Forgetting family: A play review of “If I Forget”

Culture Curmudgeon

The cast of If I Forget. Photo: Carol Rosegg.

Human beings would like to believe that they are ultimately solely responsible for how their lives turn out. Their education, friends, religion and family background are secondary factors. But as Steven Levenson’s “If I Forget” shows, no one really has control over their lives.

“If I Forget” opens Studio Theatre’s 40th year with appropriate intensity- an emotionally honest and searing look at a family that’s on the cusp of a series of dramatic changes.

Set in Washington D.C. in the early 2000s but several months before the September 11th attacks, all the scenes happen in the home of patriarch of the Fischer family. Directed by Matt Torney, the play will be running through October 21, 2018.

Ahmad Coo is a producer and copy editor for the Global Business show on CGTN America. His analysis represents his views alone.Culture Curmudgeon Ahmad Coo

The Fischers are a modern Jewish family, raised as secular humanists without being tethered to Judaic tradition. The play begins with them all returning home to celebrate Grandpa Fischer’s 75th birthday but the atmosphere is tense and everyone is on edge. The siblings are squabbling over how they’re going to take care of their father now that’s he’s getting older. Their mother passed a few years before.
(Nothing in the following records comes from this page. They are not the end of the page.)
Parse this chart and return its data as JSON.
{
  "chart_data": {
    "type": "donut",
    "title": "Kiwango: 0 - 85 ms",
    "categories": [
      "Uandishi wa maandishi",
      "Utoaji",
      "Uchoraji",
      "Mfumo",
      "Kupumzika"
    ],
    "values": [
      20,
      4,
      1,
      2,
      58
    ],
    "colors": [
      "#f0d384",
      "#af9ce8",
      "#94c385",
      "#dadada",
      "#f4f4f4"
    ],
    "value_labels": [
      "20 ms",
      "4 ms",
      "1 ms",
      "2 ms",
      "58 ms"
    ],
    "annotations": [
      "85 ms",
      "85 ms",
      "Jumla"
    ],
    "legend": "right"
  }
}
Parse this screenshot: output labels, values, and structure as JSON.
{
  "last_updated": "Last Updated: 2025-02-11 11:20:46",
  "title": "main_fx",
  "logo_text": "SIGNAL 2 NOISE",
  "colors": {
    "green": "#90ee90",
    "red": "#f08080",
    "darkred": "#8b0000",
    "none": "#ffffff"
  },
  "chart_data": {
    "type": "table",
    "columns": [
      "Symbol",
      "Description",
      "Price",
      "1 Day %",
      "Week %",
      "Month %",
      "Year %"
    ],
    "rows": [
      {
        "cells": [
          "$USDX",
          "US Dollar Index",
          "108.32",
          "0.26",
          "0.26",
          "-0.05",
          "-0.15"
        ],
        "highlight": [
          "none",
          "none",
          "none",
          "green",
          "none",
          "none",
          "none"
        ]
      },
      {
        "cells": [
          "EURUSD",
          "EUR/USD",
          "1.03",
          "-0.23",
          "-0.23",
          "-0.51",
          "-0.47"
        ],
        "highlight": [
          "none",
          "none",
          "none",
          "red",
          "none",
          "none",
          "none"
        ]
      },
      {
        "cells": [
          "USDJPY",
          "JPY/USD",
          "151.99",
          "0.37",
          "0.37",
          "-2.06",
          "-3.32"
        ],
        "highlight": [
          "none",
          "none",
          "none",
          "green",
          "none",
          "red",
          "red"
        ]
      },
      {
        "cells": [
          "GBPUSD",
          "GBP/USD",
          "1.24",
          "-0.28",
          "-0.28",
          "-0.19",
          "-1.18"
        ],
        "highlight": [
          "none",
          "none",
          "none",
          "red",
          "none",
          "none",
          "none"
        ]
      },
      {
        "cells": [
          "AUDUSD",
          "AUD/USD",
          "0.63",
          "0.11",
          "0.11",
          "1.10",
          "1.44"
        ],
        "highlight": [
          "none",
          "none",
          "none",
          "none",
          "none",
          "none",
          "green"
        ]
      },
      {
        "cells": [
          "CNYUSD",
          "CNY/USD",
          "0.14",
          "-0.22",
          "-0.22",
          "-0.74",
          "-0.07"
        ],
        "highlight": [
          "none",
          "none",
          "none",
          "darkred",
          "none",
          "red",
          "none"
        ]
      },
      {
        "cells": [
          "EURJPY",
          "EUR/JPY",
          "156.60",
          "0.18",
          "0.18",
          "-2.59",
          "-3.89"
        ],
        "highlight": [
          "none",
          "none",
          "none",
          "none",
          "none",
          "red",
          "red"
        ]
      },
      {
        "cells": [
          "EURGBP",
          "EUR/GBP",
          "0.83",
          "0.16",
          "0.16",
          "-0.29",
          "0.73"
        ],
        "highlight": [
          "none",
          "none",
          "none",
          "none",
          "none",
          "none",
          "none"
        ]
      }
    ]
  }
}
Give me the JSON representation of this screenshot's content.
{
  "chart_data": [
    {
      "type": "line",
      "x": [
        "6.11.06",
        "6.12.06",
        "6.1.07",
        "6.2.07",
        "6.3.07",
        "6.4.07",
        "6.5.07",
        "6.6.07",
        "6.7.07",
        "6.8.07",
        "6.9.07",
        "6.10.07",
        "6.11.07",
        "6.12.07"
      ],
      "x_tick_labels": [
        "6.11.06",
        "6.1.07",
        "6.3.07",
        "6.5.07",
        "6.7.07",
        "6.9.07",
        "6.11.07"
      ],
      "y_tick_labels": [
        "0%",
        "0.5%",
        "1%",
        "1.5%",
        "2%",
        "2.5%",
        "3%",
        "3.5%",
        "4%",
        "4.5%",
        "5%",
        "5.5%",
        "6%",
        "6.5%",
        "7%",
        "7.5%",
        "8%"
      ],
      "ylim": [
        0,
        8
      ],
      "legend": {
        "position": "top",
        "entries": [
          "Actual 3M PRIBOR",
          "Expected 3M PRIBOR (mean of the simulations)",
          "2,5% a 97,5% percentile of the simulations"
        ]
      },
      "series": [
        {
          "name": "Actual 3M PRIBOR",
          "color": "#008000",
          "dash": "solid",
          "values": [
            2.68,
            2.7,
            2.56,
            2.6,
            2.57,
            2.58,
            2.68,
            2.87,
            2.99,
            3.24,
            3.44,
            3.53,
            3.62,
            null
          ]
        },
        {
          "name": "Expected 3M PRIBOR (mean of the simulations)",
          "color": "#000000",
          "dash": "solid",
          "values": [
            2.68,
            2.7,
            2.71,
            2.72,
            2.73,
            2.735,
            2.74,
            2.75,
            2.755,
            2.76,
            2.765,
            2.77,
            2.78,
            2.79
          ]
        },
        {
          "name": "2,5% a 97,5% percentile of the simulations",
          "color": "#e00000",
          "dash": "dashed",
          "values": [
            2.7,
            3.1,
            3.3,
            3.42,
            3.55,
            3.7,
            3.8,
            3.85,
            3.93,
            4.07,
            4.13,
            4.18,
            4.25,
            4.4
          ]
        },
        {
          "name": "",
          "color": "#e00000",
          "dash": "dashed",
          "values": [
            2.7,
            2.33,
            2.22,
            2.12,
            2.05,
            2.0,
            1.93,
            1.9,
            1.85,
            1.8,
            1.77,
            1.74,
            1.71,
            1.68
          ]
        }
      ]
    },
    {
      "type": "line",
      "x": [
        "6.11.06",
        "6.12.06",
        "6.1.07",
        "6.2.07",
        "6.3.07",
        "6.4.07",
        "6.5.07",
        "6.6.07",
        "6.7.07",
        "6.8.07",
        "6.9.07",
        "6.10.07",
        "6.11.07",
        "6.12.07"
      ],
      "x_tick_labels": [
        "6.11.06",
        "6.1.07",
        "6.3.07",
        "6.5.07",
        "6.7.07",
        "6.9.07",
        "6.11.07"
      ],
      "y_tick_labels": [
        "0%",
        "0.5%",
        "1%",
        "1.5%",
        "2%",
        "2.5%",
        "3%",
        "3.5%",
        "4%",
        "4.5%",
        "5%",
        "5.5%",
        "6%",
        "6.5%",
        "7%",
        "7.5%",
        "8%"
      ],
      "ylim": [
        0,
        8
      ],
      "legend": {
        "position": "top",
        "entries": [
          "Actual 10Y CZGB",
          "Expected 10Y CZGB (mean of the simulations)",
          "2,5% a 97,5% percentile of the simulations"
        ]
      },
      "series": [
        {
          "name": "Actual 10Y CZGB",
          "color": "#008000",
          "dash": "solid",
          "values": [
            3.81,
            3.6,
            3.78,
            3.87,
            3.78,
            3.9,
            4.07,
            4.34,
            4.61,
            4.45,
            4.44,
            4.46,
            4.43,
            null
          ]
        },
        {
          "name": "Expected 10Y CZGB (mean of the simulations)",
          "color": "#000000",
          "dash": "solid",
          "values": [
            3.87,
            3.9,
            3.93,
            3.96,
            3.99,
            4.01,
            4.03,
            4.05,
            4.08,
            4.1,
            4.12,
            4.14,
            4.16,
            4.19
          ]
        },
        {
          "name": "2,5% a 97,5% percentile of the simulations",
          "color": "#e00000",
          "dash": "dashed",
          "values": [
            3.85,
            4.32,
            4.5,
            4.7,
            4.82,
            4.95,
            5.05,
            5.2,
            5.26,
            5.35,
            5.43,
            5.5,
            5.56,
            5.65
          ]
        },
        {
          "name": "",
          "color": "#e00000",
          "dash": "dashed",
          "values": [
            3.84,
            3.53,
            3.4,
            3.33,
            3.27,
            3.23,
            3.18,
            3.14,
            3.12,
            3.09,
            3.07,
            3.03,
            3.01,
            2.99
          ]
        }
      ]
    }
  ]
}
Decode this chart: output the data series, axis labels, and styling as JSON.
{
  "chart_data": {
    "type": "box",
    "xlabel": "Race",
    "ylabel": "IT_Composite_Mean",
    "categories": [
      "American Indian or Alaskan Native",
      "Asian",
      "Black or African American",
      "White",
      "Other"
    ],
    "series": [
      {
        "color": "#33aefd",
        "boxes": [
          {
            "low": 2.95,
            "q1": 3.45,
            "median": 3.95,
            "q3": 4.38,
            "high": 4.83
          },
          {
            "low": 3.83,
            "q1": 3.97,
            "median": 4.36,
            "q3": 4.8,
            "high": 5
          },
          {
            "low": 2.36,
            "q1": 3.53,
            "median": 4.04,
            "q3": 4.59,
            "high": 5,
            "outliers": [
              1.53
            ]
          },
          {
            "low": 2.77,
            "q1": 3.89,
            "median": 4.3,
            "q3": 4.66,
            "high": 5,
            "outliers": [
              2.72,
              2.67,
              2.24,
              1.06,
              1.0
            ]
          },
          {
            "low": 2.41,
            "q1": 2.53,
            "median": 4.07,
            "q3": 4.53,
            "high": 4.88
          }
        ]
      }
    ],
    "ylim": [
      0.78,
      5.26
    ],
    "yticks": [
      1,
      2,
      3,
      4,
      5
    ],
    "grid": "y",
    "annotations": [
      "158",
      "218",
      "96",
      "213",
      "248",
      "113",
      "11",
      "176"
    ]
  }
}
There’s also the question of the prime real estate the family owns on 14th Street in Washington D.C., which could be worth millions. The siblings all have their own plans for the space and they’re not revealing their schemes to each other.

“If I Forget” could have been your run-of-the-mill family drama if it were not for the playwright’s decision to weave in some historical context into the script.

As the Fischers’ family tensions play out, the Gore/Bush/Nader election of 2000 is slowly turning into a train wreck. Moreover, the Camp David Middle East peace talks are falling apart and raising tensions between the Palestinians and the Israeli government. It doesn’t help that one of the Fischer grandkids is in Israel on a school trip.

Richard Fancy, Paul Morella, Susan Rome, and Robin Abramson in If I Forget. Photo: Carol Rosegg.

Having these events punctuate certain points of the play via file footage of President George W. Bush’s press conferences and coverage of the 2000 U.S. election heightens the urgency of each scene.

The family is also divided over the politicization of the Jewish faith, with one side becoming more conservative over Israel’s future political direction and the other increasingly uncomfortable with expansion of the Jewish state.

The play’s center of gravity is Michael Fischer (played wonderfully and forcefully by Jonathan Goldstein), the most academically accomplished member of the family and is up for tenure at his university. But getting that plum post is increasingly uncertain because of his contrarian views on the Holocaust. Unfortunately his views are also wearing thin on his family because Michael’s latest book happens to be titled “Forgetting the Holocaust”.

Despite the familial and historical chaos the Fischers are immersed in, Michael and his siblings feel they’re ultimately still in control of their fates. Michael thinks he’s going to get tenure at his university, while his sisters believe their plans for the future of the store will work out.

By the beginning of the second act, the Fischer family is in full collapse. Grandpa Fisher is incapacitated by a stroke, while the lives of his children slowly implode.

Michael has been fired by his University, while Holly and Sharon are bitterly fighting for control of the store. But even with their world falling apart around them, the Fischers believe they’re still in control of their lives, which sets up the heartbreaking conclusion of the play.

As Michael and his siblings try to find a way to preserve their way of life, they flail helplessly, going from one far-fetched scheme to another.

As “If I Forget” wraps up, the Fischers are reminded that whatever control they believed they had over their fates was illusory.

Still, Levenson doesn’t ease up on the audience. He piles on the vitriol between the family members- with each Fischer taking turns lashing out.

The family’s growing desperation is so skillfully rendered by the excellent cast that I felt a little claustrophobic and suffocated. But before the final curtain fell, “If I Forget” gives the audience a bittersweet consolation, with the Fischers choosing to sacrifice the very thing that kept the family together in order to save themselves.